In Vitro Integrity: Maximizing the Value of Plate-Based Assay Data
Industry Insight Aug 30, 2018 | by Ruairi J Mackenzie, Science Writer for Technology Networks
In vitro screening assays utilize a wide variety of instruments, outputting data in different formats. To maximize the value of that data, more standardized analysis is needed. Genedata’s Screener software, which was updated to version 15 earlier this year, aims to streamline data workflows and make analysis easier. We caught up with Dr. Oliver Leven, Head of Genedata Screener Business Europe, to discuss the problems with difficult-to-integrate data and how researchers can make data more standardized, accessible and shareable whilst not compromising on security and integrity.
Ruairi Mackenzie (RM): Is non-standard, difficult-to-integrate data damaging research?
Oliver Leven (OL): In answering this question, I’d like to define what we mean by data integration as two types of integration challenges are oftentimes confused: technical integration and semantic integration. Technical integration simply means that I can access and combine data while a semantic integration implies that I am able to understand and work with the integrated data. For example, let’s compare two Word documents, one written by a lawyer, the other by a medical researcher. While the documents can be easily exchanged and combined via technology such as email or a file sharing service, they are written by different subject matter experts who have different perspectives and use different language. Therefore, the depth and meaning of a document may not be fully understood by the respective other party. In some cases, depending on the context, the same word may even have completely different meanings.
For Genedata, the technical integration is a small matter and we focus our energies on streamlining semantic integrations. We ensure that all entities produced by our software have a well-defined meaning, either implicitly or by annotating them in a controlled fashion. A full tracking record of results and their annotations together with the underlying data, processing methods, and user input documents this sematic context. This actually is a big deal – it may be very easy to transfer a result from one system to another, but if you lose the context information and source, you may also lose the result’s meaning and value. So, difficult-to-integrate data can spoil research initiatives, because overarching conclusions cannot be drawn. That is why Genedata focuses on helping researchers to smoothly integrate data semantically.
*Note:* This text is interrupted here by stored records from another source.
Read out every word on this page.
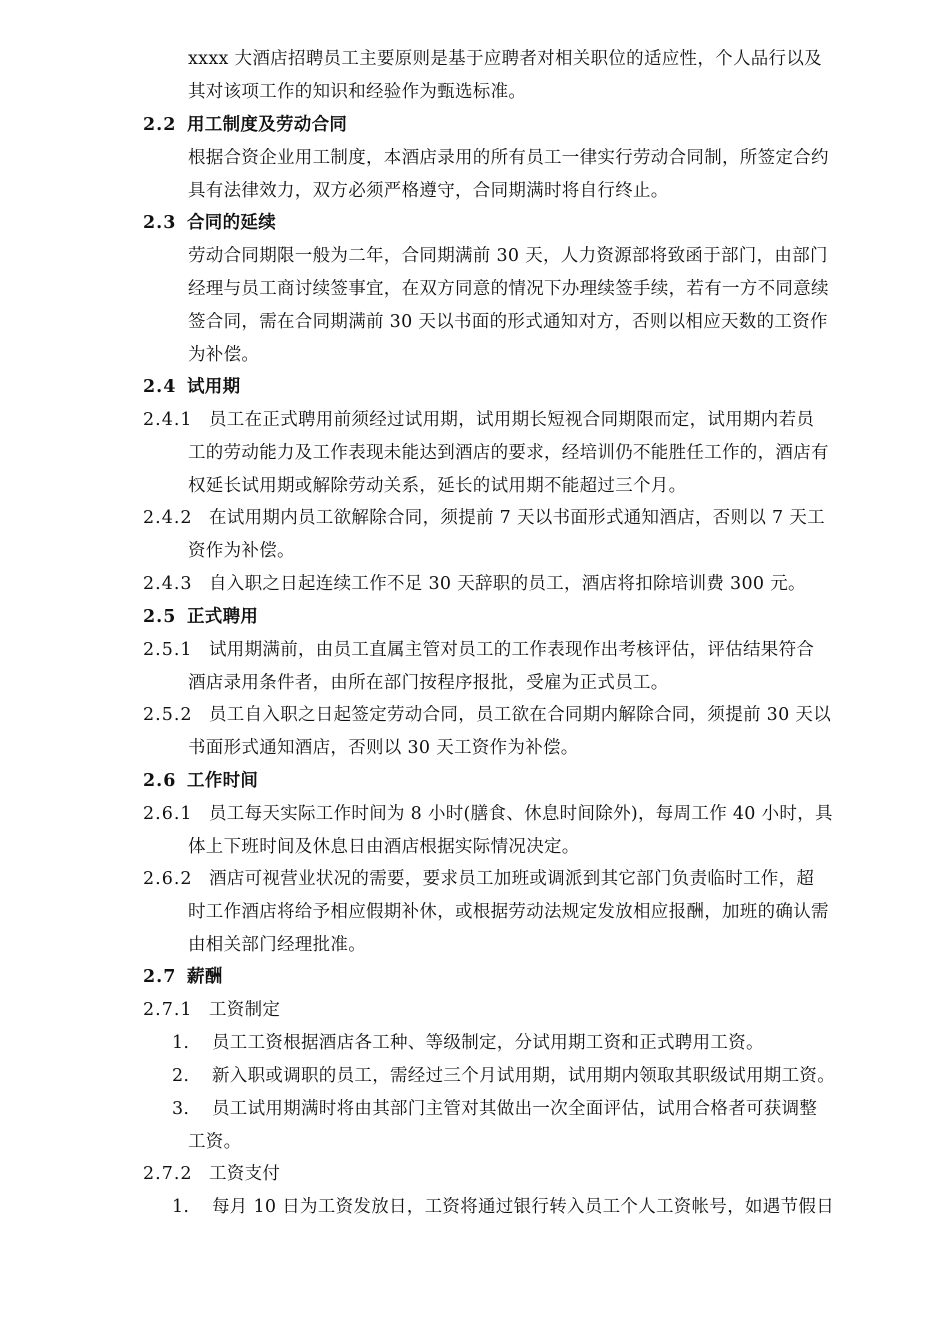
xxxx 大酒店招聘员工主要原则是基于应聘者对相关职位的适应性，个人品行以及
其对该项工作的知识和经验作为甄选标准。
2.2 用工制度及劳动合同
根据合资企业用工制度，本酒店录用的所有员工一律实行劳动合同制，所签定合约
具有法律效力，双方必须严格遵守，合同期满时将自行终止。
2.3 合同的延续
劳动合同期限一般为二年，合同期满前 30 天，人力资源部将致函于部门，由部门
经理与员工商讨续签事宜，在双方同意的情况下办理续签手续，若有一方不同意续
签合同，需在合同期满前 30 天以书面的形式通知对方，否则以相应天数的工资作
为补偿。
2.4 试用期
2.4.1 员工在正式聘用前须经过试用期，试用期长短视合同期限而定，试用期内若员
工的劳动能力及工作表现未能达到酒店的要求，经培训仍不能胜任工作的，酒店有
权延长试用期或解除劳动关系，延长的试用期不能超过三个月。
2.4.2 在试用期内员工欲解除合同，须提前 7 天以书面形式通知酒店，否则以 7 天工
资作为补偿。
2.4.3 自入职之日起连续工作不足 30 天辞职的员工，酒店将扣除培训费 300 元。
2.5 正式聘用
2.5.1 试用期满前，由员工直属主管对员工的工作表现作出考核评估，评估结果符合
酒店录用条件者，由所在部门按程序报批，受雇为正式员工。
2.5.2 员工自入职之日起签定劳动合同，员工欲在合同期内解除合同，须提前 30 天以
书面形式通知酒店，否则以 30 天工资作为补偿。
2.6 工作时间
2.6.1 员工每天实际工作时间为 8 小时(膳食、休息时间除外)，每周工作 40 小时，具
体上下班时间及休息日由酒店根据实际情况决定。
2.6.2 酒店可视营业状况的需要，要求员工加班或调派到其它部门负责临时工作，超
时工作酒店将给予相应假期补休，或根据劳动法规定发放相应报酬，加班的确认需
由相关部门经理批准。
2.7 薪酬
2.7.1 工资制定
1. 员工工资根据酒店各工种、等级制定，分试用期工资和正式聘用工资。
2. 新入职或调职的员工，需经过三个月试用期，试用期内领取其职级试用期工资。
3. 员工试用期满时将由其部门主管对其做出一次全面评估，试用合格者可获调整
工资。
2.7.2 工资支付
1. 每月 10 日为工资发放日，工资将通过银行转入员工个人工资帐号，如遇节假日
RM: What can researchers do to standardize their data to make it more accessible?
OL: Standardization helps to make data easily accessible. Standardized data formats and semantics enable scientists to easily identify and extract relevant information. Standardized methodologies allow scientists to better comprehend results generated by others. Therefore, individual scientists should make sure they publish their results together with the methods that had been used to generate them, the full metadata and access to the underlying raw data. This can be achieved by using a single system for all data analyses, which enables standardized result generation and sharing. Our Genedata Screener platform gives scientists a single system that advances standardized data semantics and practices across an R&D organization. Streamlining all screening data analysis, Screener gives researchers standardized workflows for each type of analysis, making results and metadata accessible downstream in the corporate data warehouse. This way, results are fully comparable and easily accessible for all researchers and decision makers in the organization.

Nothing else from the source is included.